Alumna publishes children's book with timely message

UNIVERSITY PARK, Pa. — Asia Grant’s 10th-grade English assignment, inspired by Greek mythology, was to create a backstory of how an existing word (echo, narcissist, etc.) came to be. Her chief protagonist was a llama called Poncho.

“I think I was wearing one that day,” the 2017 Penn State and Schreyer Honors College graduate said.

Six years later, Grant has self-published Poncho the Llama, a children’s book with themes that are applicable to audiences of all ages. 

Poncho is born in Peru in a village of white llamas. He is ostracized and made to feel ugly because his multi-colored coat of wool is the only one of its kind. After he is forced to leave his village, he encounters a stranger on the road who tells him that his wool is not only beautiful but also highly coveted, and they embark on a journey that exposes Poncho to other beautiful animals.

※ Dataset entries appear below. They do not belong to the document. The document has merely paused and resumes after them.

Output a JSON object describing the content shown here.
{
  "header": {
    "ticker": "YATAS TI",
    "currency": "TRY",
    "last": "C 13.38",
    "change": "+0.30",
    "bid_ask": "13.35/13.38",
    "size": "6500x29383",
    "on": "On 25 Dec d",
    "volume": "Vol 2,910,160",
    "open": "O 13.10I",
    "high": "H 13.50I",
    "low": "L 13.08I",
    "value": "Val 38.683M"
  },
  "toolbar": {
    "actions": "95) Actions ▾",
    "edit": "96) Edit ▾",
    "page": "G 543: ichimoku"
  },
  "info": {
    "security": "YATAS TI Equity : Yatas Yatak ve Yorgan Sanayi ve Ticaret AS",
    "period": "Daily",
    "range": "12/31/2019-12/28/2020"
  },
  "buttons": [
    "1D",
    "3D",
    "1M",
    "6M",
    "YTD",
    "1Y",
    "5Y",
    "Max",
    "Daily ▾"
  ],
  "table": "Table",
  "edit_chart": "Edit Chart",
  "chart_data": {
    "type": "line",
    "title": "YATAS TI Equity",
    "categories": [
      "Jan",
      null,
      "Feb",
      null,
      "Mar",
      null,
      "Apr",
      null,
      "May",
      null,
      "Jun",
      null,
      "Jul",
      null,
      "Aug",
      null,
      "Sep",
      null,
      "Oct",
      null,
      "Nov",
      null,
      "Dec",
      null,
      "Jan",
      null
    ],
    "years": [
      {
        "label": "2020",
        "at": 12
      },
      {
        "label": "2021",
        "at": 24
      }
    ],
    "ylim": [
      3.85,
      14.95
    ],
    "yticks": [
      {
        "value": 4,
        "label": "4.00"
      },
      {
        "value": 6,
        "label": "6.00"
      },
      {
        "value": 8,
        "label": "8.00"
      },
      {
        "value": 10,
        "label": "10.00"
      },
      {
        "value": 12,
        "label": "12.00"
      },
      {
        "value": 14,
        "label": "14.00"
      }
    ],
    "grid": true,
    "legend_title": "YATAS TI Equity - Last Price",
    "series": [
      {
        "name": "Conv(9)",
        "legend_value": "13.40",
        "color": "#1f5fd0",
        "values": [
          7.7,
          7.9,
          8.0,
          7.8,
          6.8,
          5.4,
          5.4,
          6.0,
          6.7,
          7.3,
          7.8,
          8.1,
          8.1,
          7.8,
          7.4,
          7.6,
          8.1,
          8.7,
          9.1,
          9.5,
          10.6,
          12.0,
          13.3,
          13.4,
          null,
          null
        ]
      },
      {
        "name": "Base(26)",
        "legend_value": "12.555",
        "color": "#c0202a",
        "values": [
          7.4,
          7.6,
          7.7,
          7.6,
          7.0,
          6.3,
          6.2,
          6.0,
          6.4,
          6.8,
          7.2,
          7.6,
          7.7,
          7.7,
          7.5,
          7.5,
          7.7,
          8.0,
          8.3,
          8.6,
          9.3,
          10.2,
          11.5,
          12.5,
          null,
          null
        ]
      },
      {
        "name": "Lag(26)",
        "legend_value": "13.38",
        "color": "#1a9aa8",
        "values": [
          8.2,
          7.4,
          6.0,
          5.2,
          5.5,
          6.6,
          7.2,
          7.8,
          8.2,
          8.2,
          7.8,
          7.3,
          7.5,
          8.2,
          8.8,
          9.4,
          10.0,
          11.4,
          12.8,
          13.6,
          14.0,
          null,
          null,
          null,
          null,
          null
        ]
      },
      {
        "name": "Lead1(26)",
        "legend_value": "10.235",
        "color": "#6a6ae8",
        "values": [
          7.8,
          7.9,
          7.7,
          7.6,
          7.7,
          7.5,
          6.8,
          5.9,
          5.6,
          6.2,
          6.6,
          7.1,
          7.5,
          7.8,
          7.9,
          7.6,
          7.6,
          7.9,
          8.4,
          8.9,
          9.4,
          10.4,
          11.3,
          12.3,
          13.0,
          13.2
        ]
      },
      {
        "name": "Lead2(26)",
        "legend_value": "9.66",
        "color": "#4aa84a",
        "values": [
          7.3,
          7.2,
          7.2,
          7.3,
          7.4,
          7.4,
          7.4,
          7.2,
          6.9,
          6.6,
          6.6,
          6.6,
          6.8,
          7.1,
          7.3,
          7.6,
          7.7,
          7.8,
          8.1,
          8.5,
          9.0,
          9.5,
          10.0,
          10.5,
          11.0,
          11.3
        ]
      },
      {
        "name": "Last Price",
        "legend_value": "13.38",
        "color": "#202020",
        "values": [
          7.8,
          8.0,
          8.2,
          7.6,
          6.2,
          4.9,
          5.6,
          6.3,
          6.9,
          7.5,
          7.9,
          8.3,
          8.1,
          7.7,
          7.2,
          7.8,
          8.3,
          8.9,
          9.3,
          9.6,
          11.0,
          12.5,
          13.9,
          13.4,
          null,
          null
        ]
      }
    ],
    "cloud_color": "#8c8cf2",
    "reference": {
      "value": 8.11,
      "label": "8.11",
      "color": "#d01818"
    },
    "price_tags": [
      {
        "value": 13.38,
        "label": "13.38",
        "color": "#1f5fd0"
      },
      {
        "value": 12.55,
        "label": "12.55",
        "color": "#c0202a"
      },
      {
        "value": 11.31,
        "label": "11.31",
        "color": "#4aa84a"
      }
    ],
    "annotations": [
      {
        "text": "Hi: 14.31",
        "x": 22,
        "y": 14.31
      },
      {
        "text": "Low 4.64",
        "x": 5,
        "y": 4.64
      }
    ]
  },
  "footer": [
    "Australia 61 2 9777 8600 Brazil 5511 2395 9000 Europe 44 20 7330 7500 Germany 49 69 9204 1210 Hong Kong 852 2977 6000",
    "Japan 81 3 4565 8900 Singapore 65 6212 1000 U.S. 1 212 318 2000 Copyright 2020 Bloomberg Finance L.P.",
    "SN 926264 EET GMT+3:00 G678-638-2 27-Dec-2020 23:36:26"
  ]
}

The book is available for purchase on, and the early feedback has been positive and has come from some surprising sources.

“I feel like people who are older have actually benefited more from the story of Poncho, because there’s different parts of the story that people relate to,” said Grant, who is currently working in New York as a digital consultant for IBM. “There is the overarching theme of being true to yourself, but I feel like there are also little lessons that stoke the empathy in each of us, which I found just from having other people read it and point it out to me.”

Grant, who graduated from the Smeal College of Business with honors in marketing, decided she wanted to publish the book during her senior year at Penn State as a “creative detox,” but first she needed to find an illustrator. After considering a few possibilities she found online, she connected with Carolyn Balch, an old friend who had been in the same 10th-grade English class and, more than fittingly, lives on a llama farm.

Grant said the pair went through six different renditions of what Poncho should look like, and the author was inspired by Guernica, one of the more famous works of Pablo Picasso. In a departure from most children’s books, none of the characters have faces.

“I feel like faces gave too much expression,” Grant said. “I wanted the reader to be able to experience it visually and have a pleasant aesthetic experience, but to mostly listen to the words and be able to create associations with the words and the pictures itself, rather than the faces telling them how the characters should be feeling.”

Poncho’s message resonated when Grant was in high school; her superintendent asked for a copy to take home to read to his children. Today, Grant — who is considering authoring a follow-up story on what happens to the village Poncho leaves behind — believes that message is even more relevant.

“As individuals, we very much like to highlight our differences, whether it’s differences in ourselves as individuals or differences within groups,” Grant said. “Culturally, racially, socioeconomically, we like to be able to point out those differences, as a sense of pride, but we also like to be able to point out those differences as a means to differentiate further. Through Poncho, I very much feel like it’s necessary to highlight those differences, and appreciate and acknowledge that there are those differences, but that they aren’t meant to differentiate. They’re meant to coexist and complement one another.”